Re: Hinton – “We’re not reasoning machines. We’re analogy machines. We think by resonance, not deduction.”
Is humour the clearest proxy we have for analogy-driven generalization – and therefore a low-cost, early signal of AGI?
I sometimes make funny videos. I’ve tried using language models to help brainstorm. I’ve yet to see them generate a truly funny idea.
What do I mean by funny?
The core of high-quality humour is the discovery of a novel, previously unobserved connection between two things. Shared culture and delivery matter, of course – and there are other humour types with different mechanics – but I’m talking specifically about the kind of joke that makes it into a stand-up routine. You see it best in social commentary: Carlin, Chappelle, Gervais.
Why do we say things like “I’ve heard that one before” or “You stole that joke”?
Because the value of a joke is directly tied to its novelty. The first person that “discovered” it is somehow entitled to it. And to the person that heard it, it is only new once.
In that sense, jokes may be the simplest, most accessible form of new knowledge creation – not in the same class as a mathematical proof or a breakthrough scientific insight, but a kind of micro-discovery, nonetheless.
And this is why I suspect that humour correlates with generalization. Funny people aren’t just witty — they’re often highly perceptive or intelligent. There’s something about humour that seems adjacent to abstraction.

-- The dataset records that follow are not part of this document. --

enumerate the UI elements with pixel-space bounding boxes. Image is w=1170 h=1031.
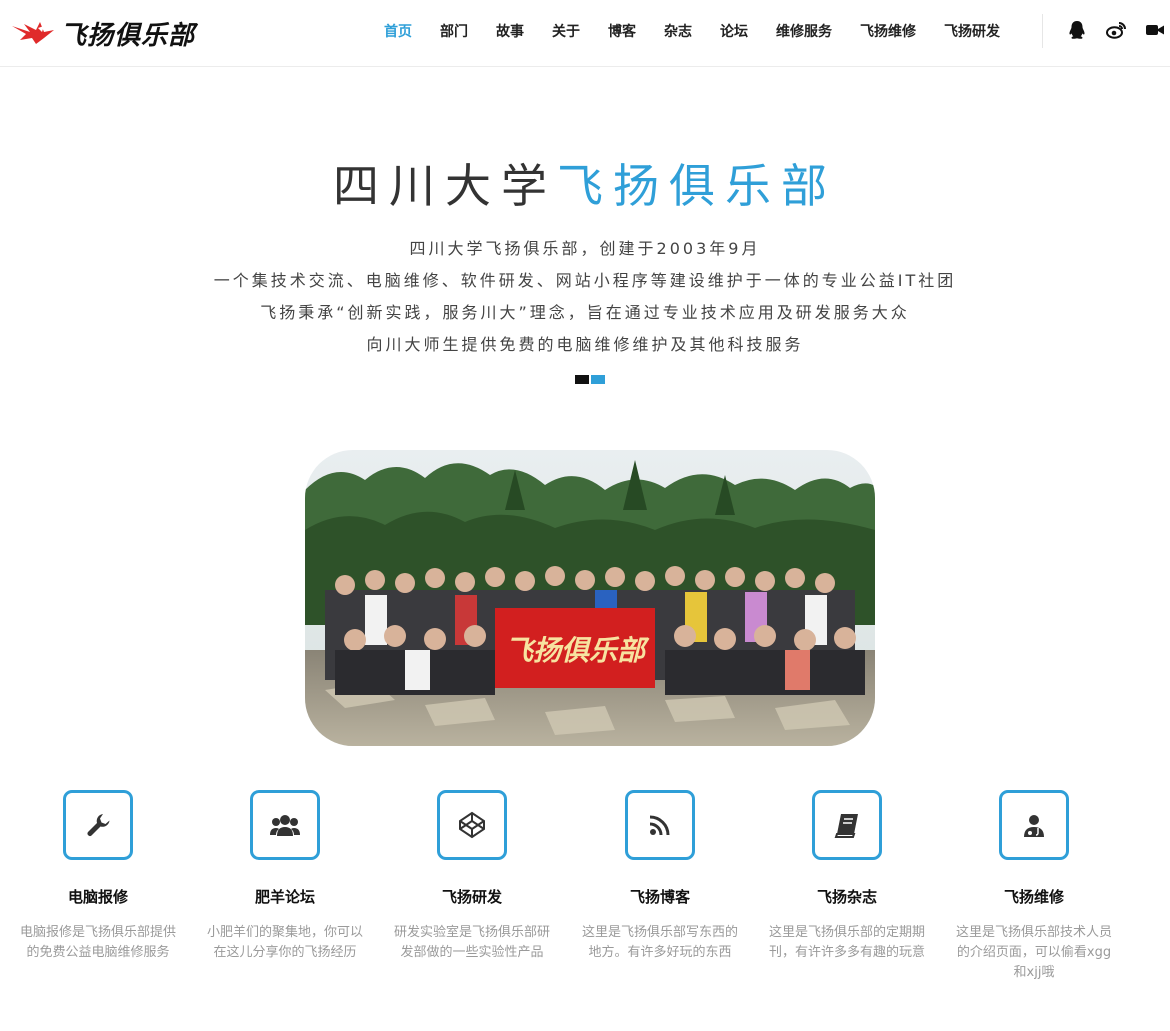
feature-rnd: 飞扬研发 研发实验室是飞扬俱乐部研发部做的一些实验性产品	[392, 790, 552, 963]
hero-title: 四川大学飞扬俱乐部	[0, 150, 1170, 216]
hero-title-highlight: 飞扬俱乐部	[557, 159, 837, 213]
feature-desc: 这里是飞扬俱乐部的定期期刊，有许许多多有趣的玩意	[769, 925, 926, 960]
social-links	[1066, 19, 1166, 41]
carousel-dot-1[interactable]	[575, 375, 589, 384]
nav-item-home[interactable]: 首页	[370, 21, 426, 41]
nav-item-repair-service[interactable]: 维修服务	[762, 21, 846, 41]
rss-icon	[649, 815, 670, 836]
weibo-icon[interactable]	[1105, 19, 1127, 41]
feature-feiyang-repair: 飞扬维修 这里是飞扬俱乐部技术人员的介绍页面，可以偷看xgg和xjj哦	[954, 790, 1114, 983]
feature-desc: 电脑报修是飞扬俱乐部提供的免费公益电脑维修服务	[20, 925, 177, 960]
feature-desc: 这里是飞扬俱乐部写东西的地方。有许多好玩的东西	[582, 925, 739, 960]
feature-repair: 电脑报修 电脑报修是飞扬俱乐部提供的免费公益电脑维修服务	[18, 790, 178, 963]
nav-item-feiyang-rnd[interactable]: 飞扬研发	[930, 21, 1014, 41]
qq-icon[interactable]	[1066, 19, 1088, 41]
hero-title-prefix: 四川大学	[333, 159, 557, 213]
hero-line-3: 飞扬秉承“创新实践，服务川大”理念，旨在通过专业技术应用及研发服务大众	[260, 303, 910, 322]
feature-title: 电脑报修	[67, 888, 128, 906]
feature-desc: 研发实验室是飞扬俱乐部研发部做的一些实验性产品	[394, 925, 551, 960]
banner-text: 飞扬俱乐部	[505, 634, 650, 667]
feature-feiyang-repair-icon-box[interactable]	[999, 790, 1069, 860]
video-icon[interactable]	[1144, 19, 1166, 41]
wrench-icon	[87, 814, 110, 836]
feature-blog-icon-box[interactable]	[625, 790, 695, 860]
book-icon	[834, 814, 858, 838]
main-nav: 首页 部门 故事 关于 博客 杂志 论坛 维修服务 飞扬维修 飞扬研发	[370, 0, 1014, 62]
feature-title: 飞扬维修	[1003, 888, 1064, 906]
hero-description: 四川大学飞扬俱乐部，创建于2003年9月 一个集技术交流、电脑维修、软件研发、网…	[0, 233, 1170, 361]
hero-line-4: 向川大师生提供免费的电脑维修维护及其他科技服务	[366, 335, 804, 354]
feature-desc: 这里是飞扬俱乐部技术人员的介绍页面，可以偷看xgg和xjj哦	[956, 925, 1113, 980]
site-header: 飞扬俱乐部 首页 部门 故事 关于 博客 杂志 论坛 维修服务 飞扬维修 飞扬研…	[0, 0, 1170, 67]
doctor-icon	[1024, 815, 1044, 837]
carousel-dot-2[interactable]	[591, 375, 605, 384]
logo-text: 飞扬俱乐部	[60, 20, 196, 51]
feature-forum: 肥羊论坛 小肥羊们的聚集地，你可以在这儿分享你的飞扬经历	[205, 790, 365, 963]
feature-title: 飞扬研发	[441, 888, 502, 906]
nav-item-blog[interactable]: 博客	[594, 21, 650, 41]
feature-blog: 飞扬博客 这里是飞扬俱乐部写东西的地方。有许多好玩的东西	[580, 790, 740, 963]
nav-item-feiyang-repair[interactable]: 飞扬维修	[846, 21, 930, 41]
users-icon	[270, 815, 300, 836]
feature-magazine-icon-box[interactable]	[812, 790, 882, 860]
hero-line-1: 四川大学飞扬俱乐部，创建于2003年9月	[409, 239, 761, 258]
feature-forum-icon-box[interactable]	[250, 790, 320, 860]
carousel-indicators	[575, 375, 605, 384]
nav-item-departments[interactable]: 部门	[426, 21, 482, 41]
feature-repair-icon-box[interactable]	[63, 790, 133, 860]
feature-rnd-icon-box[interactable]	[437, 790, 507, 860]
nav-divider	[1042, 14, 1043, 48]
hero-line-2: 一个集技术交流、电脑维修、软件研发、网站小程序等建设维护于一体的专业公益IT社团	[213, 271, 957, 290]
codepen-icon	[459, 811, 485, 839]
feature-title: 肥羊论坛	[254, 888, 315, 906]
nav-item-forum[interactable]: 论坛	[706, 21, 762, 41]
feature-desc: 小肥羊们的聚集地，你可以在这儿分享你的飞扬经历	[207, 925, 364, 960]
group-photo: 飞扬俱乐部	[305, 450, 875, 746]
nav-item-about[interactable]: 关于	[538, 21, 594, 41]
eagle-logo-icon	[12, 22, 54, 44]
feature-magazine: 飞扬杂志 这里是飞扬俱乐部的定期期刊，有许许多多有趣的玩意	[767, 790, 927, 963]
nav-item-stories[interactable]: 故事	[482, 21, 538, 41]
site-logo[interactable]: 飞扬俱乐部	[10, 13, 195, 53]
feature-title: 飞扬博客	[629, 888, 690, 906]
nav-item-magazine[interactable]: 杂志	[650, 21, 706, 41]
feature-title: 飞扬杂志	[816, 888, 877, 906]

So – are there any benchmarks that try to measure this?
How might one design a benchmark that tests for the ability to generate novel, culturally resonant humour?
Maybe it’s unfair to expect language models to be funny – after all, they’re not optimized for it. And trying to train them explicitly on humour could be counterproductive.
But still, I suspect the current inability to generate truly novel humour isn’t just a training issue – it’s likely related to an inability to generalize.